Open Range

Rating: * * * 1/2 (out of 5)
Japanese title: Wild Range
Director: Kevin Costner
Running time: 140 minutes
Language: English
Opens July 3
[See Japan Times movie listings]

There was a point -- probably somewhere between "Bad Girls" and "The Quick And The Dead" -- where I felt like I never needed to see another western. And there was definitely a point -- somewhere between "Waterworld" and "The Postman" -- where I knew I didn't need to see any more of Kevin Costner.

This week's review, then, is a case of eating some serious crow. "Open Range" features both cowboys and Costner, and it ain't half bad. It's a film with virtually no surprises; you can count the genre cliches piling up like scouts on a schoolgirl in Shibuya. But despite its utter conservatism, it does what it does exceptionally well, kind of like a '90s Bob Dylan album: all craft, less inspiration, but still worth a spin.
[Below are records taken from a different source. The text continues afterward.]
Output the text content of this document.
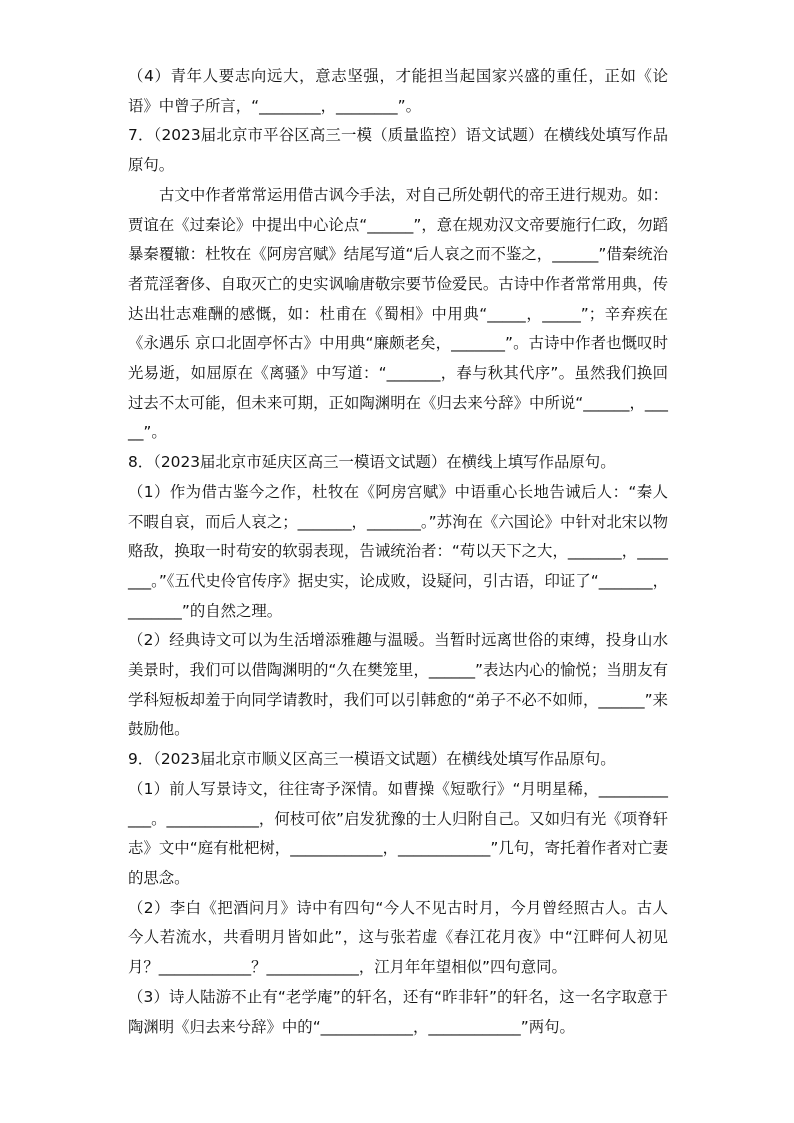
（4）青年人要志向远大，意志坚强，才能担当起国家兴盛的重任，正如《论语》中曾子所言，“________，________”。

7．（2023届北京市平谷区高三一模（质量监控）语文试题）在横线处填写作品原句。

古文中作者常常运用借古讽今手法，对自己所处朝代的帝王进行规劝。如：贾谊在《过秦论》中提出中心论点“______”，意在规劝汉文帝要施行仁政，勿蹈暴秦覆辙：杜牧在《阿房宫赋》结尾写道“后人哀之而不鉴之，______”借秦统治者荒淫奢侈、自取灭亡的史实讽喻唐敬宗要节俭爱民。古诗中作者常常用典，传达出壮志难酬的感慨，如：杜甫在《蜀相》中用典“_____，_____”；辛弃疾在《永遇乐 京口北固亭怀古》中用典“廉颇老矣，_______”。古诗中作者也慨叹时光易逝，如屈原在《离骚》中写道：“_______，春与秋其代序”。虽然我们换回过去不太可能，但未来可期，正如陶渊明在《归去来兮辞》中所说“______，_____”。

8．（2023届北京市延庆区高三一模语文试题）在横线上填写作品原句。

（1）作为借古鉴今之作，杜牧在《阿房宫赋》中语重心长地告诫后人：“秦人不暇自哀，而后人哀之；_______，_______。”苏洵在《六国论》中针对北宋以物赂敌，换取一时苟安的软弱表现，告诫统治者：“苟以天下之大，_______，_______。”《五代史伶官传序》据史实，论成败，设疑问，引古语，印证了“_______，_______”的自然之理。

（2）经典诗文可以为生活增添雅趣与温暖。当暂时远离世俗的束缚，投身山水美景时，我们可以借陶渊明的“久在樊笼里，______”表达内心的愉悦；当朋友有学科短板却羞于向同学请教时，我们可以引韩愈的“弟子不必不如师，______”来鼓励他。

9．（2023届北京市顺义区高三一模语文试题）在横线处填写作品原句。

（1）前人写景诗文，往往寄予深情。如曹操《短歌行》“月明星稀，____________。____________，何枝可依”启发犹豫的士人归附自己。又如归有光《项脊轩志》文中“庭有枇杷树，____________，____________”几句，寄托着作者对亡妻的思念。

（2）李白《把酒问月》诗中有四句“今人不见古时月，今月曾经照古人。古人今人若流水，共看明月皆如此”，这与张若虚《春江花月夜》中“江畔何人初见月？____________？____________，江月年年望相似”四句意同。

（3）诗人陆游不止有“老学庵”的轩名，还有“昨非轩”的轩名，这一名字取意于陶渊明《归去来兮辞》中的“____________，____________”两句。
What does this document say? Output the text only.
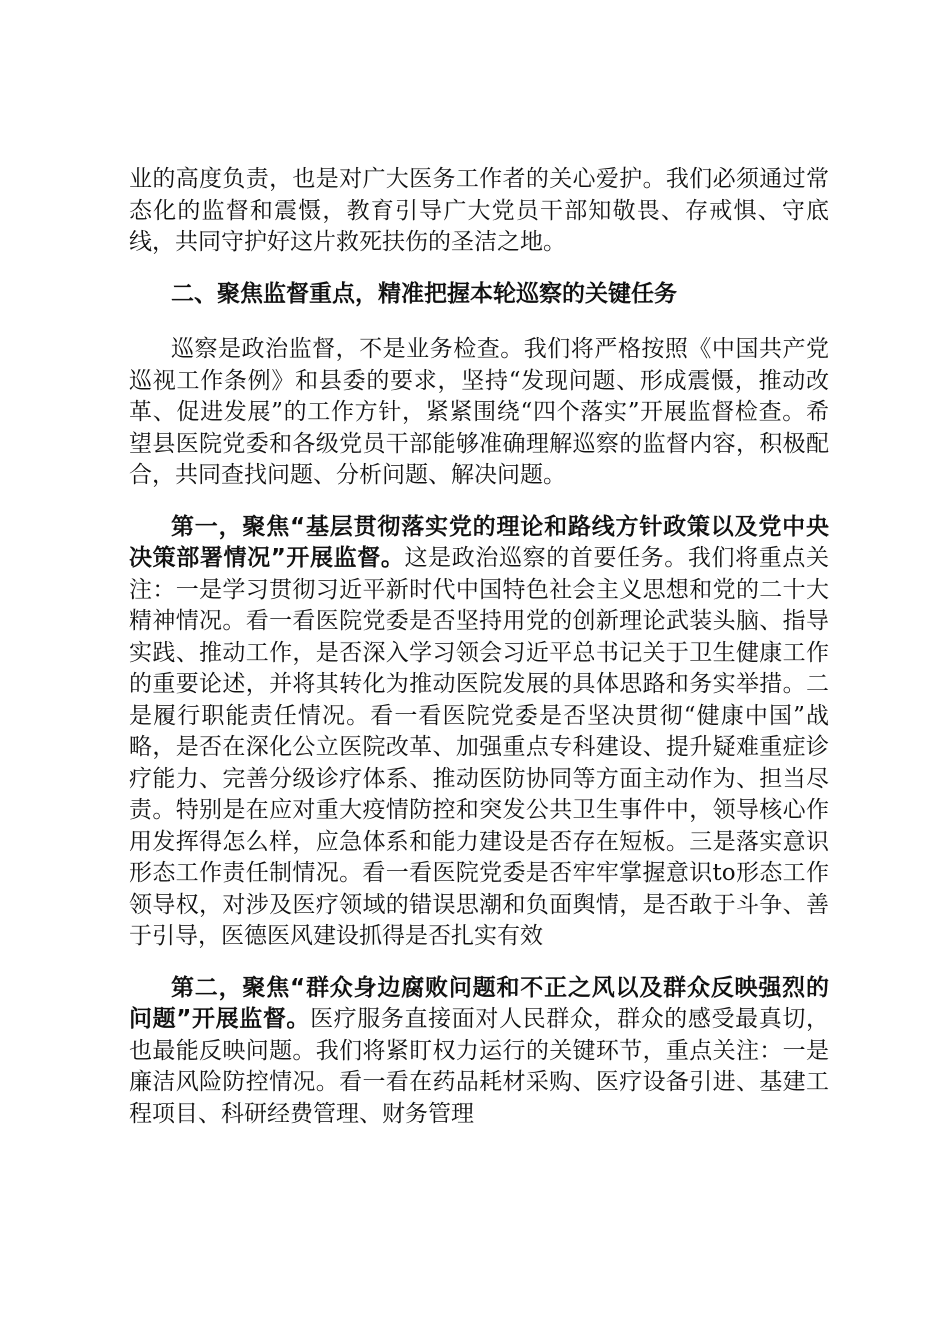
业的高度负责，也是对广大医务工作者的关心爱护。我们必须通过常态化的监督和震慑，教育引导广大党员干部知敬畏、存戒惧、守底线，共同守护好这片救死扶伤的圣洁之地。

二、聚焦监督重点，精准把握本轮巡察的关键任务

巡察是政治监督，不是业务检查。我们将严格按照《中国共产党巡视工作条例》和县委的要求，坚持“发现问题、形成震慑，推动改革、促进发展”的工作方针，紧紧围绕“四个落实”开展监督检查。希望县医院党委和各级党员干部能够准确理解巡察的监督内容，积极配合，共同查找问题、分析问题、解决问题。

第一，聚焦“基层贯彻落实党的理论和路线方针政策以及党中央决策部署情况”开展监督。这是政治巡察的首要任务。我们将重点关注：一是学习贯彻习近平新时代中国特色社会主义思想和党的二十大精神情况。看一看医院党委是否坚持用党的创新理论武装头脑、指导实践、推动工作，是否深入学习领会习近平总书记关于卫生健康工作的重要论述，并将其转化为推动医院发展的具体思路和务实举措。二是履行职能责任情况。看一看医院党委是否坚决贯彻“健康中国”战略，是否在深化公立医院改革、加强重点专科建设、提升疑难重症诊疗能力、完善分级诊疗体系、推动医防协同等方面主动作为、担当尽责。特别是在应对重大疫情防控和突发公共卫生事件中，领导核心作用发挥得怎么样，应急体系和能力建设是否存在短板。三是落实意识形态工作责任制情况。看一看医院党委是否牢牢掌握意识to形态工作领导权，对涉及医疗领域的错误思潮和负面舆情，是否敢于斗争、善于引导，医德医风建设抓得是否扎实有效

第二，聚焦“群众身边腐败问题和不正之风以及群众反映强烈的问题”开展监督。医疗服务直接面对人民群众，群众的感受最真切，也最能反映问题。我们将紧盯权力运行的关键环节，重点关注：一是廉洁风险防控情况。看一看在药品耗材采购、医疗设备引进、基建工程项目、科研经费管理、财务管理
Set in 1882, "Open Range" captures that period of history, beloved of filmmakers, where the rugged individualist lifestyle of small-scale ranchers and cowboys was giving way to ruthlessly monopolistic cattlemen and rail barons. (See "The Hi-Lo Country," "All The Pretty Horses," et al.) Costner, who also directed the film, taps into the western's most enduring myth, that of the loner who stands up and fights for what he feels is right, even in the face of seemingly overwhelming force arrayed against him.